Poche settimane fa è scoppiato lo scandalo “Panama Papers”, una delle più grandi inchieste fiscali degli ultimi tempi che sta facendo emergere tutti i patrimoni nascosti dei “ricchi e potenti della terra". Sembra un’indagine destinata a restare nella storia.
Panama Papers è la più grande fuga di notizie della storia della finanza, si tratta di 11.5 milioni di files emersi grazie a una fonte anonima che è entrata in possesso di migliaia di questi documenti. Questa “whistleblower” ha passato i documenti e le notizie al ICIJ (Consorzio Internazionale dei Giornalisti) specializzato nell’analizzare inchieste di questo genere. Così il ICIJ ha aperto un'inchiesta attivando un team composto da molti reporter appartenenti a quotidiani di 80 diversi paesi, i quali hanno analizzato un’immensa quantità di files che riguardano il periodo compreso dal 1977 fino alla fine dell’anno 2015.
Lo scandalo dei Panama Papers
di Andrea Bergamaschi
L'indagine “Panama Papers” coinvolge principalmente lo studio Mossack Fonseca, che oltre ad aver sede proprio a Panama, è il quarto studio legale più grande del mondo specializzato nelle giurisdizioni off-shore, cioè amministrare imprese in cambio di un canone annuale. Off-shore è il termine usato per indicare i paesi in cui le tasse sono molto basse, in cui vige il segreto sui conti correnti e sulla titolarità delle società. Avere un conto corrente o una società off-shore di per sé non è illegale per esempio in Italia, basta che gli stessi vengano dichiarati alle autorità. Nonostante ci sia l'opportunità di usare conti off-shore legalmente vengono comunque utilizzati da organizzazioni criminali e politici corrotti per riciclare denaro.
Che cosa sono i paradisi fiscali? Perché aprire un conto corrente a Panama?
Per paradisi fiscali si intendono Stati che garantiscono tassi bassi o addirittura nulli sui depositi bancari, attirando in questo modo, molto capitale proveniente dai paesi esteri. I paradisi fiscali sono utilizzati da grandi società, personaggi che possiedono alti capitali e dalle organizzazioni criminali per lasciare al sicuro il proprio denaro eludendo il fisco ed evitando tassazioni sui redditi.
Oltre a Panama sono molti i paesi inseriti nell’elenco della black list poiché le loro leggi e le loro regole non sono conformi agli standard internazionali.

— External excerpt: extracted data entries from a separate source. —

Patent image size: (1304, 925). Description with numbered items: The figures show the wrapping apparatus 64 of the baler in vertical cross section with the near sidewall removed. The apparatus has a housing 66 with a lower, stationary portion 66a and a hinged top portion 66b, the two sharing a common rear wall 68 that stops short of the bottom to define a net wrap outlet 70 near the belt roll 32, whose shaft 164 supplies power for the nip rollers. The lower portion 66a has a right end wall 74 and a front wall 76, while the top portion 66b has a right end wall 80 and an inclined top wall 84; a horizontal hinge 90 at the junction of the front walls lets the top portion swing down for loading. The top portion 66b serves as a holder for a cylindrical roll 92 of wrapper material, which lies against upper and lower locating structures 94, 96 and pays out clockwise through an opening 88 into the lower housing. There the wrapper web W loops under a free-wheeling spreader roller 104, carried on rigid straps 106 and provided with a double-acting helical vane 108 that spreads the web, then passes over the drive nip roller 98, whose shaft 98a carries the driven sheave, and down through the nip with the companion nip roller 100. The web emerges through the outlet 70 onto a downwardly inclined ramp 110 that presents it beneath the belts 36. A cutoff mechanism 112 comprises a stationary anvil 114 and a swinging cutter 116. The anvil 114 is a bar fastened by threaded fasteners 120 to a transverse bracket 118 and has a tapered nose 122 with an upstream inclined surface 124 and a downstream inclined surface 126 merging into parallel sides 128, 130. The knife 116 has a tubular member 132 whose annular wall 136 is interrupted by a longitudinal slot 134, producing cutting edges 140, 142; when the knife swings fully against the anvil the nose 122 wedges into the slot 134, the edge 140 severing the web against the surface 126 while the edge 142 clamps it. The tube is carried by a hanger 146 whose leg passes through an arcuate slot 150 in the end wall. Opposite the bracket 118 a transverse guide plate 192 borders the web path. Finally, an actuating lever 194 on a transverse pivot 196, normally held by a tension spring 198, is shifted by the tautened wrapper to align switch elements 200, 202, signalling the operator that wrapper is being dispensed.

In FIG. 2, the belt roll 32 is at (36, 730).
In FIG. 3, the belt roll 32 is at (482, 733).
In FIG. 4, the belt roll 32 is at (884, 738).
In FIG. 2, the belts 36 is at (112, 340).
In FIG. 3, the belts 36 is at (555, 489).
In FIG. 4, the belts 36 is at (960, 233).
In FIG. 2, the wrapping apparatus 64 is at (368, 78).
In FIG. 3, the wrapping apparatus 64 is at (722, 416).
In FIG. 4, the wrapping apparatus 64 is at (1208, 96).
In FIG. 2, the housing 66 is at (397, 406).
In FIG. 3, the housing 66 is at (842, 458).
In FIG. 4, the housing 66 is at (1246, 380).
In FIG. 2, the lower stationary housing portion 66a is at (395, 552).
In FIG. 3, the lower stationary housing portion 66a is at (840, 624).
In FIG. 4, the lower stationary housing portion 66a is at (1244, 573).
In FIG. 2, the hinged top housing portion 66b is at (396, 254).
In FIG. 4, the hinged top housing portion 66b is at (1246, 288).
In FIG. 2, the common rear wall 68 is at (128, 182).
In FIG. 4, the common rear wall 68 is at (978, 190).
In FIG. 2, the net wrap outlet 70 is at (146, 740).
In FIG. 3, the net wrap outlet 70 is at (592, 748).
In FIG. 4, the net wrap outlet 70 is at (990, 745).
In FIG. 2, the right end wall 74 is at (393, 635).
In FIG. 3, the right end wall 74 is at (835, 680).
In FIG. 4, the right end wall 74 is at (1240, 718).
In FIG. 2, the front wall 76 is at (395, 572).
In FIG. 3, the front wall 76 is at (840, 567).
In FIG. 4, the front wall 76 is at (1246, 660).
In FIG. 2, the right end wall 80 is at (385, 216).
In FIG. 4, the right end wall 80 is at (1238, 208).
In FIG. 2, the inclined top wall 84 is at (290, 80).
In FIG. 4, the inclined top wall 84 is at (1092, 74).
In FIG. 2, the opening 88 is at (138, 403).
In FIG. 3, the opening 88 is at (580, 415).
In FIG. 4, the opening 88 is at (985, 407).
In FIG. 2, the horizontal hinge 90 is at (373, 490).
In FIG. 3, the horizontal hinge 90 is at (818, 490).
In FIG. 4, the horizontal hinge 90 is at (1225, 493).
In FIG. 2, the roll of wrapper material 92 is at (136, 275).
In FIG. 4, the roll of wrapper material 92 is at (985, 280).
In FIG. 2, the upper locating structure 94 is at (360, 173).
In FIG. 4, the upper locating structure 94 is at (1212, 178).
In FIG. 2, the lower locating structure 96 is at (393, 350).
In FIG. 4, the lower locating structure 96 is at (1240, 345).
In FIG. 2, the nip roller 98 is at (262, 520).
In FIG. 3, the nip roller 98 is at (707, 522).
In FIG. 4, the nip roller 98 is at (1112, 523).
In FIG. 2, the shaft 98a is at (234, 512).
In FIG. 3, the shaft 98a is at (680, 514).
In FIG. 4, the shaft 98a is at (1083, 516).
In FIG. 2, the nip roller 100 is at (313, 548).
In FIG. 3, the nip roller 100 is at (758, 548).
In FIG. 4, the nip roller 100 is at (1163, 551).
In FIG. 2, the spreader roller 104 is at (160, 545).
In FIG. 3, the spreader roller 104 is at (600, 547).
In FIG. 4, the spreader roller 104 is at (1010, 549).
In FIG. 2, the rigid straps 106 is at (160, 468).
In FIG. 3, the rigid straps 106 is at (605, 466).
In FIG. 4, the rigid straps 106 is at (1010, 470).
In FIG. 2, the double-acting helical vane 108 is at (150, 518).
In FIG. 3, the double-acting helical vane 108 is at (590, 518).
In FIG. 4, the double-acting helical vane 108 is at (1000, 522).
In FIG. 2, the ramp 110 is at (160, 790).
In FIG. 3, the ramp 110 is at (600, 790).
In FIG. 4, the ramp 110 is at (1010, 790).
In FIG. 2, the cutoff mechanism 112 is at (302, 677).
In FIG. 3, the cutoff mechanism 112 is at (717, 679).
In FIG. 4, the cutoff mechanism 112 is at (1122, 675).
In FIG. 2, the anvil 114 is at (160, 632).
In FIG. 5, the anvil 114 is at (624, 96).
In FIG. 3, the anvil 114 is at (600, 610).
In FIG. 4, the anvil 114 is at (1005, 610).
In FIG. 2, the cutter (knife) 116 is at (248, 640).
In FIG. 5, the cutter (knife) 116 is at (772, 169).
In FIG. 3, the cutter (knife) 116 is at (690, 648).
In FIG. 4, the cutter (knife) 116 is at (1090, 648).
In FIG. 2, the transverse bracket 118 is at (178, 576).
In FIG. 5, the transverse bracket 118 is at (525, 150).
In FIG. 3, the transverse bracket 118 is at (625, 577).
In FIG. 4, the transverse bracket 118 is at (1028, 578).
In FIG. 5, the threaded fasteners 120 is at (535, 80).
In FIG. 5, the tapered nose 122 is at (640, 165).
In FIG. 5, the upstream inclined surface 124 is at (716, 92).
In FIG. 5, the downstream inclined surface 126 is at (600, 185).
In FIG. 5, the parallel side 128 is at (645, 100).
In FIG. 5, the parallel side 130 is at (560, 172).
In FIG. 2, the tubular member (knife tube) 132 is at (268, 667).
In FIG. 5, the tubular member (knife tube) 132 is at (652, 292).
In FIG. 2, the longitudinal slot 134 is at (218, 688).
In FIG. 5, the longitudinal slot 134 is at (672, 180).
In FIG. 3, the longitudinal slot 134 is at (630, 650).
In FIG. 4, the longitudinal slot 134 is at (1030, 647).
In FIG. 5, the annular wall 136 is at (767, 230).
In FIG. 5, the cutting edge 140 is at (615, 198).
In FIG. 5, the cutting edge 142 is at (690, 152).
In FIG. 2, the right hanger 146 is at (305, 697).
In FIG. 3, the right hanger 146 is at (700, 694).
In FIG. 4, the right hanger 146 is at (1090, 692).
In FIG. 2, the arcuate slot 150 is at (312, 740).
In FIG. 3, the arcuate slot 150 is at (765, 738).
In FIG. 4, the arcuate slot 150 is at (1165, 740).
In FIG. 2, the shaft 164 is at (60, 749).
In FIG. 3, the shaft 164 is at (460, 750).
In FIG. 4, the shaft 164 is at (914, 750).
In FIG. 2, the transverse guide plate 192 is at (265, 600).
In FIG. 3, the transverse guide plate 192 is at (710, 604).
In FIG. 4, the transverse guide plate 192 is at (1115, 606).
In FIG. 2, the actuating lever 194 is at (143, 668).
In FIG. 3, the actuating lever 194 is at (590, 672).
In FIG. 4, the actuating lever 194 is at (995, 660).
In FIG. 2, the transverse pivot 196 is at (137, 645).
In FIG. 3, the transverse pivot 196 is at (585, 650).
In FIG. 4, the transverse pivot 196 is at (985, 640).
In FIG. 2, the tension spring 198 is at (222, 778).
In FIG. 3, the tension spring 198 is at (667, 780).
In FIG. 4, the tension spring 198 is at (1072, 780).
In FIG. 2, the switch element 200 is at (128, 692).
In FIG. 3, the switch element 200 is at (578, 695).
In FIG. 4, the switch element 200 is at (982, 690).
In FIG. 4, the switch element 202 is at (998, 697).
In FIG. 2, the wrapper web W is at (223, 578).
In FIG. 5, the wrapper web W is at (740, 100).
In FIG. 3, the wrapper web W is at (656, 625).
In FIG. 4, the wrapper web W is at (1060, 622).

Questi paradisi sono sopratutto situati nella zona tropicale come per esempio: Bahamas, Bermuda, Cayman, Dominica, Isole Vergini, Guatemala e nella zona degli Stati arabi come per esempio: Bahrain, Brunei, Kuwait, Oman, Qatar, Arabia Saudita ed Emirati arabi.
Può essere conveniente aprire un conto corrente a Panama perché appunto non esistono tasse sui risparmi o sui depositi, per questo motivo gli interessi maturati sui conti correnti sono sempre netti; non vi è alcuna imposta sui i redditi realizzati al di fuori di Panama; non è necessario essere fisicamente residente a Panama per poter beneficiare dei servizi di gestione degli investimenti e le agevolazioni fiscali; e infine offrono diversi incentivi fiscali per i produttori stranieri.
Chi è coinvolto?
Lo scandalo ha portato alla luce che molte di queste società appartenevano a soggetti importanti. Sono trascinati in questa enorme vergogna 150 Capi di stato, leader politici e funzionari pubblici di cui i più noti sono: il primo ministro russo, Vladimir Putin e il primo ministro inglese, David Cameron. Inoltre fanno parte della “bufera” 800 personaggi italiani, 511 banche di cui due le italiane (Ubi Banca e UniCredit), presidenti di grandi società, attori, cantanti e personaggi sportivi.
Ora, si spera che attraverso la pubblicazione di questi dati si possano accertare le responsabilità penali e civili dei vari personaggi e delle società coinvolte. Sarebbe sicuramente un bel colpo, che aiuterebbe non poco la lotta contro l'evasione fiscale e il riciclaggio di denaro.